= Helge N. Albrektsen =

Norwegian lawyer, writer and politician

Helge N. Albrektsen (born 1950, died 1996) is a Norwegian lawyer, writer and former politician.

Albrektsen was born and raised in Bergen. After studying at a trade school, he worked in the United States for a shipping company. In 1973, he graduated in law at the University of Oslo, specializing in admiralty law. He served his national service in the Royal Norwegian Navy, and thereafter studied at the Columbia Business School in New York. When he came back to Bergen, he started his own law practice, and started writing books.
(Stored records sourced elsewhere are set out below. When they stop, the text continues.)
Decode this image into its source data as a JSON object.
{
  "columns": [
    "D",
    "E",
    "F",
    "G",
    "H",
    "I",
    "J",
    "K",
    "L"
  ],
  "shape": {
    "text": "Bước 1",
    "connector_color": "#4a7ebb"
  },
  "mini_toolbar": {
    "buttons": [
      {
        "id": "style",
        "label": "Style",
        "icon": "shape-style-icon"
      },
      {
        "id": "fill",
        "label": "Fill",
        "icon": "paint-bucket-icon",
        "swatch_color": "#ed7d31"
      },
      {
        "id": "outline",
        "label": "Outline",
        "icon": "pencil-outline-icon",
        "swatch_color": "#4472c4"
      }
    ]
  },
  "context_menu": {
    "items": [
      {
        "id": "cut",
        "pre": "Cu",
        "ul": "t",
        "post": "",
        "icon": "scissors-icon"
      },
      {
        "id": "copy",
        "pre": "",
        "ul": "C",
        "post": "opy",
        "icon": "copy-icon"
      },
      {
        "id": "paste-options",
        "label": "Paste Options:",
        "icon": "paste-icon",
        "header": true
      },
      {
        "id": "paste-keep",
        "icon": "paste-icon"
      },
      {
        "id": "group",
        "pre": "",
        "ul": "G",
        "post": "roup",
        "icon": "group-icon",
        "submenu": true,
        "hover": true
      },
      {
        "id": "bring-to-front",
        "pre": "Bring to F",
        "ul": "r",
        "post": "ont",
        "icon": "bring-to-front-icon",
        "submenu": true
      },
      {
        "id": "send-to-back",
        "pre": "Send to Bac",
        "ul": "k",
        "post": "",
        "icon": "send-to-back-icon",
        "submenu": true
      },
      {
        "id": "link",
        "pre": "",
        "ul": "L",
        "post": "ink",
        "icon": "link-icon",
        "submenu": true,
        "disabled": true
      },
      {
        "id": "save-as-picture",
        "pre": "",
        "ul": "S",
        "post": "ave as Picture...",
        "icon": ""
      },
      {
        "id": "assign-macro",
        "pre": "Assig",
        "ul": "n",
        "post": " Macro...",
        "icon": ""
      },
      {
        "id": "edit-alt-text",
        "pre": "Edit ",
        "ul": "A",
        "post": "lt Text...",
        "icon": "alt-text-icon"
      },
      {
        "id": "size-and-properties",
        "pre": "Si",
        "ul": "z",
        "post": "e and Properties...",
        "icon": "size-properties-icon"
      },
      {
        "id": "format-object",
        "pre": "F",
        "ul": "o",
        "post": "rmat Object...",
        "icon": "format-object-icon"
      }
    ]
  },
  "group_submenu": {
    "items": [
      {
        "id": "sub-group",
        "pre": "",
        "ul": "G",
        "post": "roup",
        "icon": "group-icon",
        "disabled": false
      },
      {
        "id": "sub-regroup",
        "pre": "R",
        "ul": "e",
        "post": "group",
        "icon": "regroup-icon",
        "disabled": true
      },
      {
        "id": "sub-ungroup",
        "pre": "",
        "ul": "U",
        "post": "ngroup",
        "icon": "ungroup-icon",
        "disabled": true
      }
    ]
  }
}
He joined the Progress Party in 1982, and became deputy chairman of its local Bergen chapter after only ten months. Later, he was elected deputy chairman of the national Progress Party at its 1984 national convention. For the 1985 parliamentary election, he was the only member of the Progress Party who openly challenged a sitting Member of Parliament, namely Bjørn Erling Ytterhorn in Hordaland. Although Albrektsen had support from party chairman Carl I. Hagen, he lost the nomination for first candidate in the county, and declined an offer of running as second candidate, stating that "if I am not trusted as the first candidate, I have nothing there to do". Albrektsen resigned as deputy chairman of the party the same year and left politics.